На последних ее словах, я сорвал с руки обручальное кольцо, — Георгий поднимает палец и показывает мне шрам. Он, конечно, зарубцевался, побелел, но очень хорошо виден, кривой немного и с изломом.
— Я тогда вырвал с мясом, — продолжает он, а я молчу, боюсь дышать, я словно посторонний зритель в его мире, где не должна быть.
— Мы так и не развелись, она молча после собрала вещи, села в машину. Лил сильный дождь он стал источником аварии, так, по крайней мере, говорили судмедэксперты. Ее, а точнее, наш водитель исчез, я не знаю его судьбы. Лиля со мной. Ты знаешь, я словно законсервировался. Работа, дом и Лиля, больше ничего. Мужики, мы по-другому, в отличие от вас реагируем на другой пол. От красивой фигуры у нас может встать, это физиология, могу подтвердить это и как врач.
— Женщины по-другому. Вы любите
Мы замолкаем вместе. Слова, всё это слова. Такие правильные, мудрые слова. Но как будет дальше…
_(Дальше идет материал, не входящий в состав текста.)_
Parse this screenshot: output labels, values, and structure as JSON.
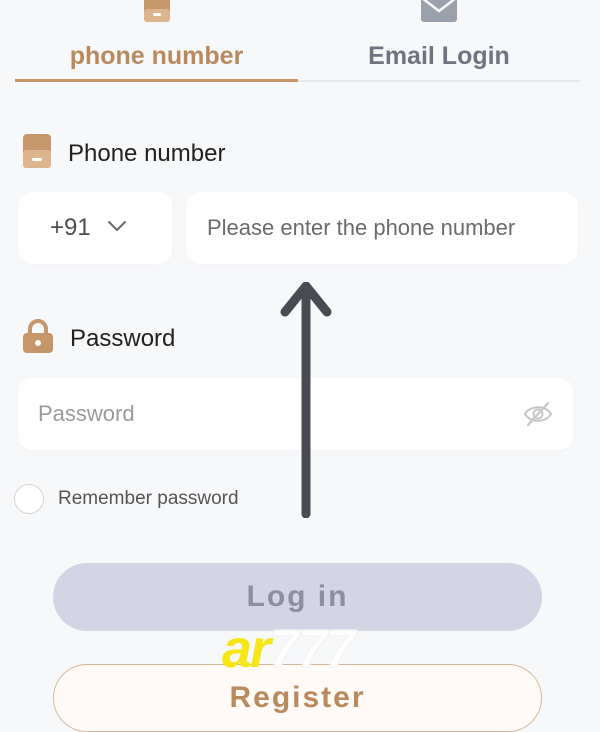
{
  "tabs": {
    "phone": {
      "label": "phone number",
      "icon": "phone-icon",
      "active": true
    },
    "email": {
      "label": "Email Login",
      "icon": "mail-icon",
      "active": false
    }
  },
  "phone_section": {
    "label": "Phone number",
    "icon": "phone-icon",
    "country_code": "+91",
    "placeholder": "Please enter the phone number",
    "value": ""
  },
  "password_section": {
    "label": "Password",
    "icon": "lock-icon",
    "placeholder": "Password",
    "value": "",
    "toggle_icon": "eye-off-icon"
  },
  "remember": {
    "label": "Remember password",
    "checked": false
  },
  "buttons": {
    "login": "Log in",
    "register": "Register"
  },
  "overlay": {
    "arrow_icon": "up-arrow-icon",
    "watermark_part1": "ar",
    "watermark_part2": "777"
  },
  "colors": {
    "accent": "#c4966a",
    "accent_text": "#b98a5e",
    "login_bg": "#d4d5e4",
    "background": "#f7f8fa",
    "watermark_yellow": "#f6e616"
  }
}
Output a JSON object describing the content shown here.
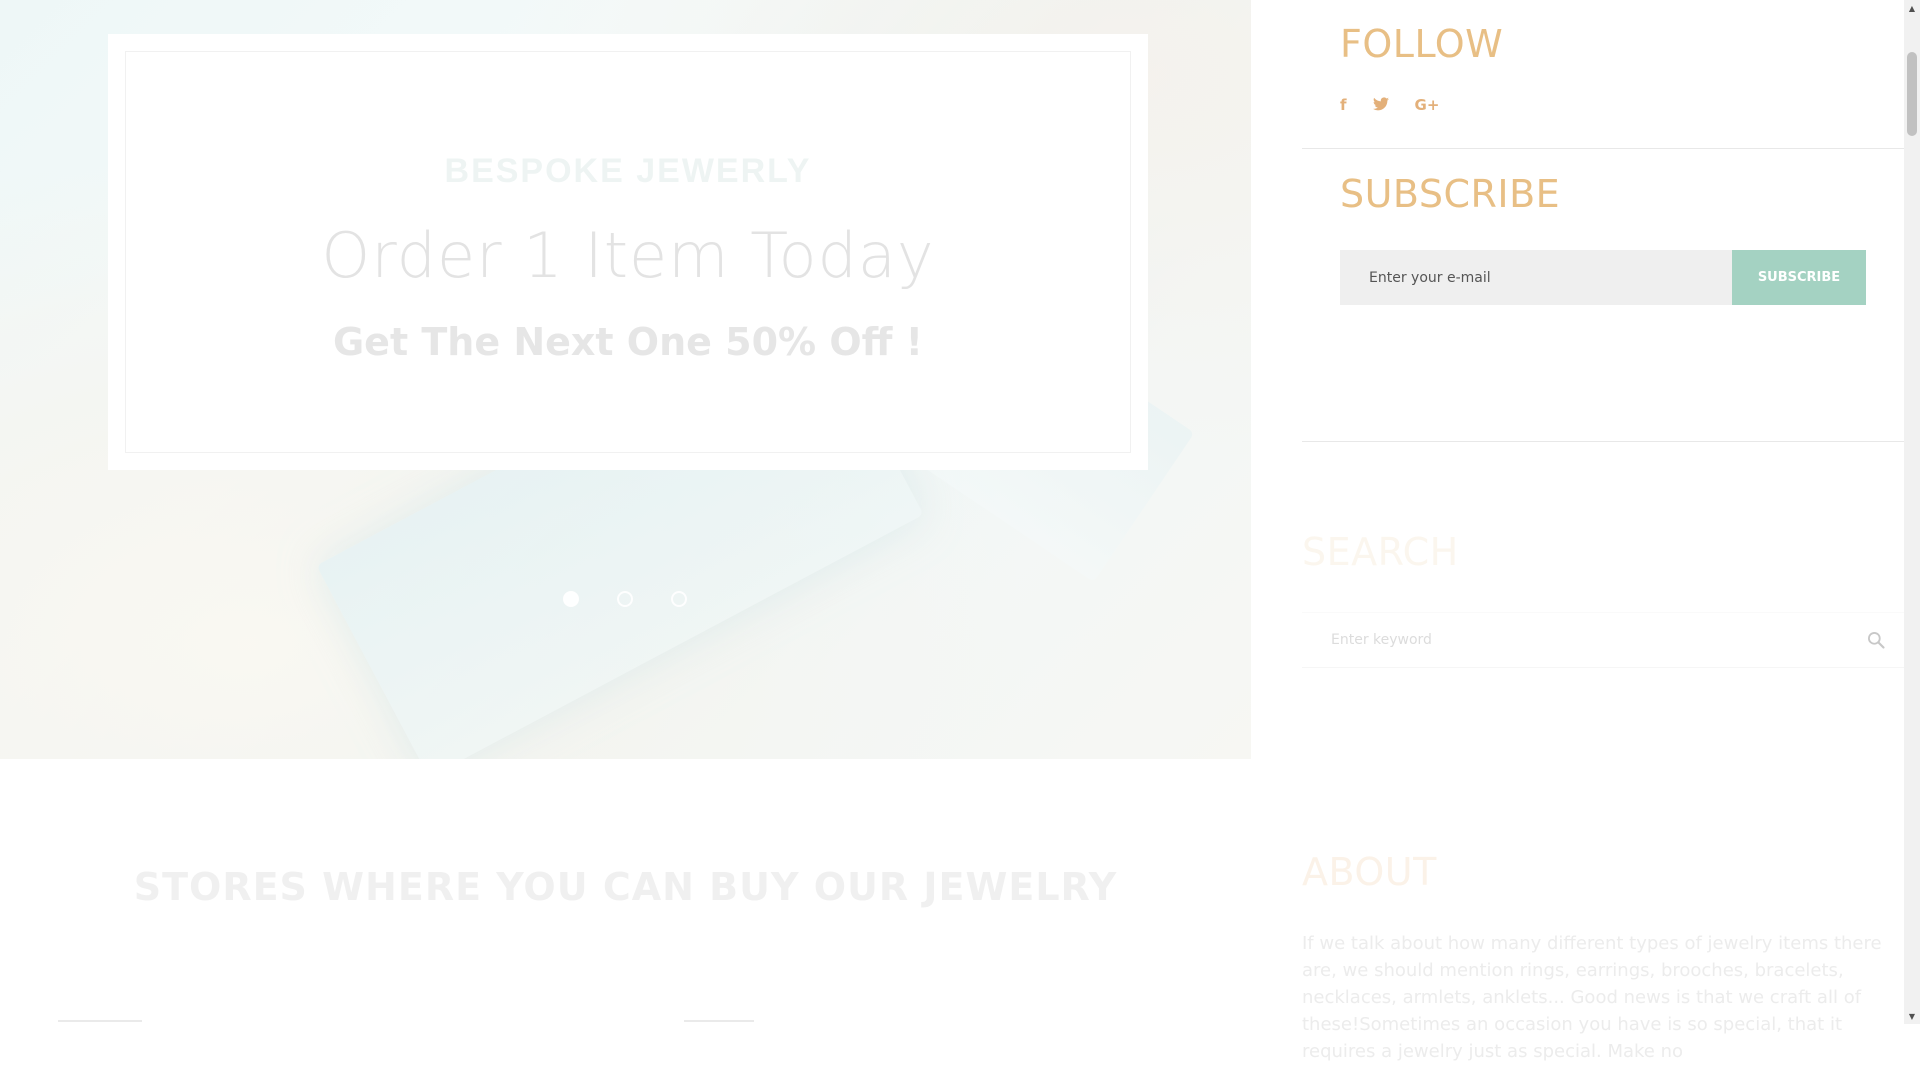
{
  "hero": {
    "kicker": "BESPOKE JEWERLY",
    "title": "Order 1 Item Today",
    "subtitle": "Get The Next One 50% Off !",
    "slides": 3,
    "active_slide": 1
  },
  "stores": {
    "heading": "STORES WHERE YOU CAN BUY OUR JEWELRY"
  },
  "sidebar": {
    "follow": {
      "title": "FOLLOW",
      "icons": [
        "facebook-icon",
        "twitter-icon",
        "google-plus-icon"
      ],
      "icon_glyphs": [
        "f",
        "t",
        "G+"
      ]
    },
    "subscribe": {
      "title": "SUBSCRIBE",
      "placeholder": "Enter your e-mail",
      "button_label": "SUBSCRIBE"
    },
    "search": {
      "title": "SEARCH",
      "placeholder": "Enter keyword",
      "icon": "search-icon"
    },
    "about": {
      "title": "ABOUT",
      "text": "If we talk about how many different types of jewelry items there are, we should mention rings, earrings, brooches, bracelets, necklaces, armlets, anklets... Good news is that we craft all of these!Sometimes an occasion you have is so special, that it requires a jewelry just as special. Make no"
    }
  },
  "colors": {
    "accent_gold": "#e8bf85",
    "subscribe_button": "#a4d2c2",
    "input_bg": "#efefef"
  }
}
— Армина, ты можешь и, думаю, должна, все обдумать, принять решение. Я не тороплю тебя. Скажешь «нет», я соглашусь, — крутит головой, — поборюсь, но, если скажешь прямо «нет», отступлю. А пока я приглашаю тебя в ресторан. Давай просто поужинаем. Я помню, ты любишь мясо, — мужчина подмигнул мне и взял в руки телефон.
Глава 48
Выхожу, нет, скорее, вылетаю из палаты Арины. Печёт безумно. Слышу какой-то крик, но он тут же затихает, замирает от моего взгляда. Старая бабка в белом халате закрывает свой большой рот и замолкает. А я толкаю дверь и выхожу на улицу, где свежий воздух. Но его не хватает, хватаю его и буквально приваливаюсь на бордюр. Закрываю глаза, их печет, как и раздражающая боль в грудине. Глотаю посильнее воздух и осматриваю небольшой дворик, запоздало понимания, что это чёрный, а точнее, служебный выход для персонала, отсюда и крик бабки, вероятнее всего, санитарки. Зажимаю переносицу и сглатываю.
«Срок небольшой, берегите ребёнка»…
Черт, ударяю кулаком в асфальт. Костяшки разбиваются, кровь моментально пачкает асфальт и кипенно-белую рубашку. А в голове звучат, как в фильме на повторе, слова. Мои, ее, наши.
— Армина, чей это ребёнок? — в этом вопросе всё. Мольба, просьба, огромное желание.
Она молчит, ничего не говоря, словно испытывает меня, мою нервную систему, мою выдержку. А я буравлю ее взглядом, стараюсь найти ответы, а сам молюсь. Я хочу, как же я хочу этого ребёнка. От неё! Никогда ничего так не хотел, никогда, а сейчас хочу безумно.
Она молчит, по-прежнему молчит, а я сжимаю кулаки, с каждой секундой все сильнее и сильнее. Вены на руках вздымаются. Мне кажется, ещё немного, и они лопнут, как, собственно, и я сам.
— Чей? — не выдерживаю. Не говорю, рычу, как зверь. Армина беспомощно закрывает живот, ей страшно, я чувствую запах страха, им словно пропахла вся палата. Дышу тяжело, пытаюсь успокоиться, не волновать ее. Пытаюсь опустить глаза на ее руку, лежащую на животе и успокоить сам себя, чтоб меня не рвануло. Понимаю, не сдержусь. Медленно отступаю и выхожу.
Я уверен в одном: если бы это был мой ребёнок, она сказала бы. Ударяю кулаком. Почему так!? Как мы хотели ребенка, но ничего не вышло, а тут один раз, и она залетела от этого Георгия.
Врачи, бабки-знахарки, редкие истерики Арины. И ничего…
Ударяю рукой, так проще, так не больно там внутри, в груди.
Вспоминаю слова одной бабки. Аринка пришла с глазами, полными надёжды. «Поехали», — просила, мы и поехали, наверное, потому, что верил и я сам, а возможно, потому, что хотел сам.